Lenczner Slaght Successful for Annapolis at Supreme Court of Canada
In Annapolis Group Inc. v Halifax Regional Municipality, our expert litigators were successful at the Supreme Court of Canada in reversing a decision of the Nova Scotia Court of Appeal granting summary judgment against Annapolis Group Inc. (“Annapolis”). The Supreme Court of Canada concluded that Annapolis’ claim for de facto expropriation (or, “constructive taking”, the term preferred by the majority of the Supreme Court) could proceed to trial. Peter Griffin, Scott Rollwagen, Rebecca Jones and Amy Sherrard were counsel to Annapolis Group, the successful appellant.
The Annapolis case directly addresses when land use regulation may cause a constructive taking.

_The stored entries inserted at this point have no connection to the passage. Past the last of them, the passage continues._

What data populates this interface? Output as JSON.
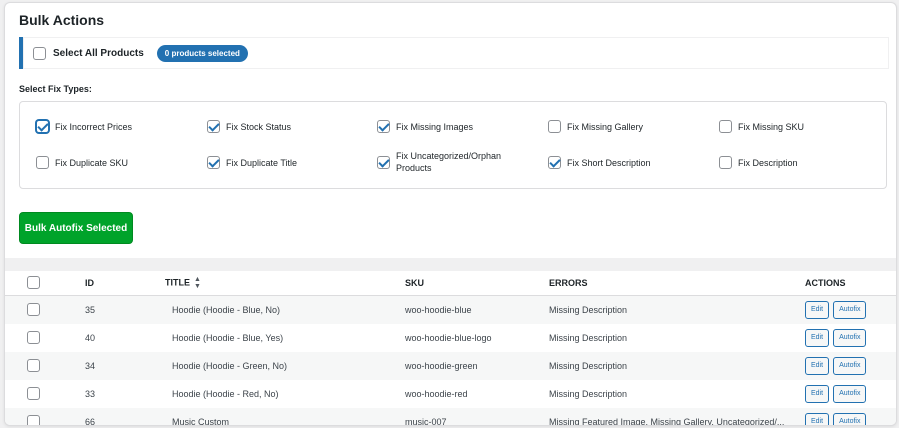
{
  "panel": {
    "title": "Bulk Actions"
  },
  "select_all": {
    "label": "Select All Products",
    "count_badge": "0 products selected"
  },
  "fix_types": {
    "heading": "Select Fix Types:",
    "items": [
      {
        "label": "Fix Incorrect Prices",
        "checked": true
      },
      {
        "label": "Fix Stock Status",
        "checked": true
      },
      {
        "label": "Fix Missing Images",
        "checked": true
      },
      {
        "label": "Fix Missing Gallery",
        "checked": false
      },
      {
        "label": "Fix Missing SKU",
        "checked": false
      },
      {
        "label": "Fix Duplicate SKU",
        "checked": false
      },
      {
        "label": "Fix Duplicate Title",
        "checked": true
      },
      {
        "label": "Fix Uncategorized/Orphan Products",
        "checked": true
      },
      {
        "label": "Fix Short Description",
        "checked": true
      },
      {
        "label": "Fix Description",
        "checked": false
      }
    ]
  },
  "autofix_button": {
    "label": "Bulk Autofix Selected"
  },
  "table": {
    "headers": {
      "id": "ID",
      "title": "TITLE",
      "sku": "SKU",
      "errors": "ERRORS",
      "actions": "ACTIONS"
    },
    "rows": [
      {
        "id": "35",
        "title": "Hoodie (Hoodie - Blue, No)",
        "sku": "woo-hoodie-blue",
        "errors": "Missing Description"
      },
      {
        "id": "40",
        "title": "Hoodie (Hoodie - Blue, Yes)",
        "sku": "woo-hoodie-blue-logo",
        "errors": "Missing Description"
      },
      {
        "id": "34",
        "title": "Hoodie (Hoodie - Green, No)",
        "sku": "woo-hoodie-green",
        "errors": "Missing Description"
      },
      {
        "id": "33",
        "title": "Hoodie (Hoodie - Red, No)",
        "sku": "woo-hoodie-red",
        "errors": "Missing Description"
      },
      {
        "id": "66",
        "title": "Music Custom",
        "sku": "music-007",
        "errors": "Missing Featured Image, Missing Gallery, Uncategorized/..."
      }
    ],
    "edit_label": "Edit",
    "autofix_label": "Autofix"
  }
}
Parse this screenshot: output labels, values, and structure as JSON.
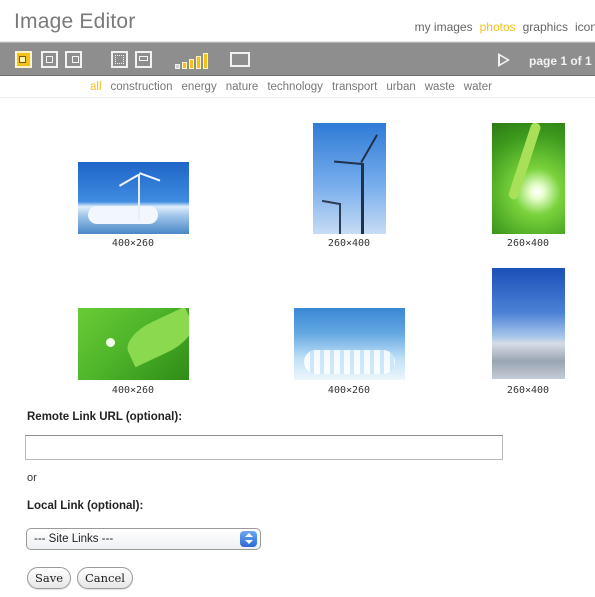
{
  "app": {
    "title": "Image Editor"
  },
  "nav": {
    "items": [
      {
        "label": "my images",
        "active": false
      },
      {
        "label": "photos",
        "active": true
      },
      {
        "label": "graphics",
        "active": false
      },
      {
        "label": "icons",
        "active": false
      }
    ]
  },
  "toolbar": {
    "buttons": [
      {
        "icon": "align-left-icon",
        "active": true
      },
      {
        "icon": "align-center-icon",
        "active": false
      },
      {
        "icon": "align-right-icon",
        "active": false
      },
      {
        "icon": "layout-grid-icon",
        "active": false
      },
      {
        "icon": "layout-list-icon",
        "active": false
      }
    ],
    "size_icons": [
      "size-1-icon",
      "size-2-icon",
      "size-3-icon",
      "size-4-icon",
      "size-5-icon",
      "size-screen-icon"
    ],
    "play_icon": "play-icon",
    "page_label": "page 1 of 1"
  },
  "categories": {
    "items": [
      "all",
      "construction",
      "energy",
      "nature",
      "technology",
      "transport",
      "urban",
      "waste",
      "water"
    ],
    "active": "all"
  },
  "gallery": {
    "images": [
      {
        "name": "wind-turbine-sky",
        "size": "400×260"
      },
      {
        "name": "wind-turbines-tall",
        "size": "260×400"
      },
      {
        "name": "green-leaf-drop",
        "size": "260×400"
      },
      {
        "name": "green-leaf-closeup",
        "size": "400×260"
      },
      {
        "name": "water-wake",
        "size": "400×260"
      },
      {
        "name": "sky-over-sea",
        "size": "260×400"
      }
    ]
  },
  "form": {
    "remote_label": "Remote Link URL (optional):",
    "remote_value": "",
    "or_text": "or",
    "local_label": "Local Link (optional):",
    "local_selected": "--- Site Links ---",
    "save_label": "Save",
    "cancel_label": "Cancel"
  },
  "colors": {
    "accent": "#f3c21a",
    "toolbar": "#8e8e8e"
  }
}
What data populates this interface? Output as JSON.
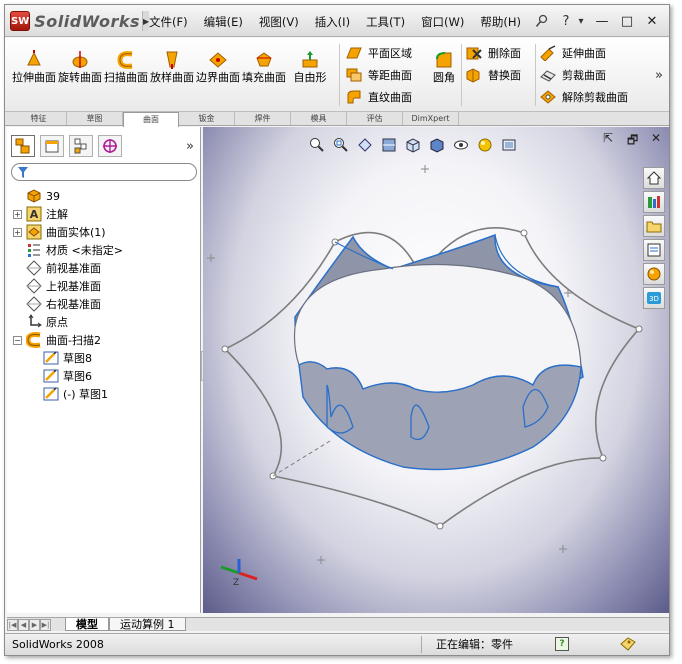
{
  "app": {
    "logo_badge": "SW",
    "logo_text": "SolidWorks",
    "logo_arrow": "▶"
  },
  "menu": [
    "文件(F)",
    "编辑(E)",
    "视图(V)",
    "插入(I)",
    "工具(T)",
    "窗口(W)",
    "帮助(H)"
  ],
  "menu_tools": {
    "pin_icon": "pin-icon",
    "help": "?",
    "dropdown": "▾"
  },
  "window_controls": {
    "minimize": "—",
    "restore": "□",
    "close": "✕"
  },
  "command_manager": {
    "big_tools": [
      {
        "label": "拉伸曲面",
        "icon": "extruded-surface-icon"
      },
      {
        "label": "旋转曲面",
        "icon": "revolved-surface-icon"
      },
      {
        "label": "扫描曲面",
        "icon": "swept-surface-icon"
      },
      {
        "label": "放样曲面",
        "icon": "lofted-surface-icon"
      },
      {
        "label": "边界曲面",
        "icon": "boundary-surface-icon"
      },
      {
        "label": "填充曲面",
        "icon": "filled-surface-icon"
      },
      {
        "label": "自由形",
        "icon": "freeform-icon"
      }
    ],
    "col1": [
      {
        "label": "平面区域",
        "icon": "planar-surface-icon"
      },
      {
        "label": "等距曲面",
        "icon": "offset-surface-icon"
      },
      {
        "label": "直纹曲面",
        "icon": "ruled-surface-icon"
      }
    ],
    "fillet": {
      "label": "圆角",
      "icon": "fillet-icon"
    },
    "col2": [
      {
        "label": "删除面",
        "icon": "delete-face-icon"
      },
      {
        "label": "替换面",
        "icon": "replace-face-icon"
      }
    ],
    "col3": [
      {
        "label": "延伸曲面",
        "icon": "extend-surface-icon"
      },
      {
        "label": "剪裁曲面",
        "icon": "trim-surface-icon"
      },
      {
        "label": "解除剪裁曲面",
        "icon": "untrim-surface-icon"
      }
    ],
    "more": "»"
  },
  "tabs": [
    {
      "label": "特征",
      "active": false
    },
    {
      "label": "草图",
      "active": false
    },
    {
      "label": "曲面",
      "active": true
    },
    {
      "label": "钣金",
      "active": false
    },
    {
      "label": "焊件",
      "active": false
    },
    {
      "label": "模具",
      "active": false
    },
    {
      "label": "评估",
      "active": false
    },
    {
      "label": "DimXpert",
      "active": false
    }
  ],
  "panel": {
    "more": "»",
    "tree": [
      {
        "label": "39",
        "indent": 0,
        "expander": "",
        "icon": "part-icon"
      },
      {
        "label": "注解",
        "indent": 0,
        "expander": "+",
        "icon": "annotations-icon"
      },
      {
        "label": "曲面实体(1)",
        "indent": 0,
        "expander": "+",
        "icon": "surface-bodies-icon"
      },
      {
        "label": "材质 <未指定>",
        "indent": 0,
        "expander": " ",
        "icon": "material-icon"
      },
      {
        "label": "前视基准面",
        "indent": 0,
        "expander": " ",
        "icon": "plane-icon"
      },
      {
        "label": "上视基准面",
        "indent": 0,
        "expander": " ",
        "icon": "plane-icon"
      },
      {
        "label": "右视基准面",
        "indent": 0,
        "expander": " ",
        "icon": "plane-icon"
      },
      {
        "label": "原点",
        "indent": 0,
        "expander": " ",
        "icon": "origin-icon"
      },
      {
        "label": "曲面-扫描2",
        "indent": 0,
        "expander": "−",
        "icon": "sweep-feature-icon"
      },
      {
        "label": "草图8",
        "indent": 1,
        "expander": " ",
        "icon": "sketch-icon"
      },
      {
        "label": "草图6",
        "indent": 1,
        "expander": " ",
        "icon": "sketch-icon"
      },
      {
        "label": "(-) 草图1",
        "indent": 1,
        "expander": " ",
        "icon": "sketch-icon"
      }
    ]
  },
  "viewport": {
    "close": "✕",
    "restore": "🗗",
    "min": "⇱"
  },
  "bottom_tabs": [
    "模型",
    "运动算例 1"
  ],
  "status": {
    "left": "SolidWorks 2008",
    "mode": "正在编辑：零件",
    "help": "?"
  },
  "colors": {
    "surface_edge": "#2a6fc9",
    "surface_fill": "#8f95a8",
    "sketch_line": "#7a7a7a",
    "accent_orange": "#f4a300"
  }
}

Beginning in the 1950s, Annapolis acquired 965 acres of land (the “Annapolis Lands”) with the intention of eventually securing enhanced development rights and reselling it. In 2006, Halifax adopted the Regional Municipal Planning Strategy, a guide for land development in the municipality over a 25-year period. While the Planning Strategy reserved a portion of the Annapolis Lands for possible future inclusion in a regional park, it also zoned the Lands as “Urban Settlement” and “Urban Reserve”, which denote areas where urban forms of development may occur (within 25 years in the case of Urban Settlement and beyond 25 years in the case of Urban Reserve). While the designations contemplate future residential serviced development, it cannot proceed unless Halifax adopts a resolution authorizing a “secondary planning process” and an amendment to the applicable land use by law.
In 2007, Annapolis began its applications to Halifax for secondary planning approval for serviced development on the Annapolis Lands. After repeated delays and a failed facilitation process, ultimately, by resolution dated September 6, 2016, Halifax refused to initiate the secondary planning process. In its initial Planning Strategy, Halifax intended to designate the Annapolis Lands as a regional park, but ultimately designated them for serviced development admitting that it could not afford to pay for the lands if designated as park land in the regional plan. Annapolis sued seeking compensation for, among other things, de facto expropriation (or, a “constructive taking” of the Annapolis Lands). Annapolis alleged that Halifax’s regulatory measures deprived it of all reasonable uses of the Annapolis Lands and that Halifax acquired a beneficial interest in the Annapolis Lands by exercising dominion over them so as to effectively create a public park without paying for it. Annapolis alleged that members of the public who hike, cycle, canoe, camp, and swim on the Annapolis Lands, are encouraged to do so by Halifax, and that Halifax financially supports organizations that encourage people to use the Annapolis Lands as a park.
Halifax moved for summary judgment to dismiss Annapolis’ de facto expropriation claim. While Halifax was unsuccessful on its summary judgment motion before the Supreme Court of Nova Scotia, its motion for partial summary judgment was granted by the Nova Scotia Court of Appeal, which interpreted the Supreme Court of Canada’s decision in Canadian Pacific Railway Co. v Vancouver (City) (“CPR”) as requiring a public authority to actually acquire a legal interest in the lands before there could be a claim for de facto expropriation. The Court of Appeal rejected evidence that Halifax wanted the lands as a park as irrelevant to a de facto expropriation claim.
On appeal to the Supreme Court of Canada, a majority of the Court adopted a broader and fact-specific reading of the test for a constructive taking from CPR. The Court accepted that a constructive taking occurs where: (1) a beneficial interest — understood as an advantage — in respect of private property accrues to the state, which may arise where the use of such property is regulated in a manner that permits its enjoyment as a public resource; and (2) the impugned regulatory measure removes all reasonable uses of the private property at issue. The majority also agreed that an authority’s intention, while not an element of the test, can be relevant in deciding whether the authority is in substance taking a subject’s property without paying for it. In result, the Supreme Court of Canada overturned the Court of Appeal’s decision, holding that Annapolis’ constructive taking claim may proceed to trial and Annapolis is entitled to adduce evidence at trial to show that, by holding Annapolis’ land out as a public park, Halifax has acquired a beneficial interest therein; and that, because Halifax is unlikely to ever lift zoning restrictions constraining the development of Annapolis’ land, Annapolis has lost all reasonable uses of its property. Further, and in support of the latter proposition, Annapolis may adduce evidence of Halifax’s intention in not doing so.
The Annapolis decision is now the leading case on the test for constructive taking, or de facto expropriation, and will undoubtedly be of great significance for the law of expropriation moving forward. The Supreme Court of Canada’s decision offers a welcome clarification to the CPR test, confirming that a property owner is not required to prove that the public authority has actually acquired a legal interest in their property but that the acquisition of an advantage, coupled with removal of all reasonable uses, can suffice.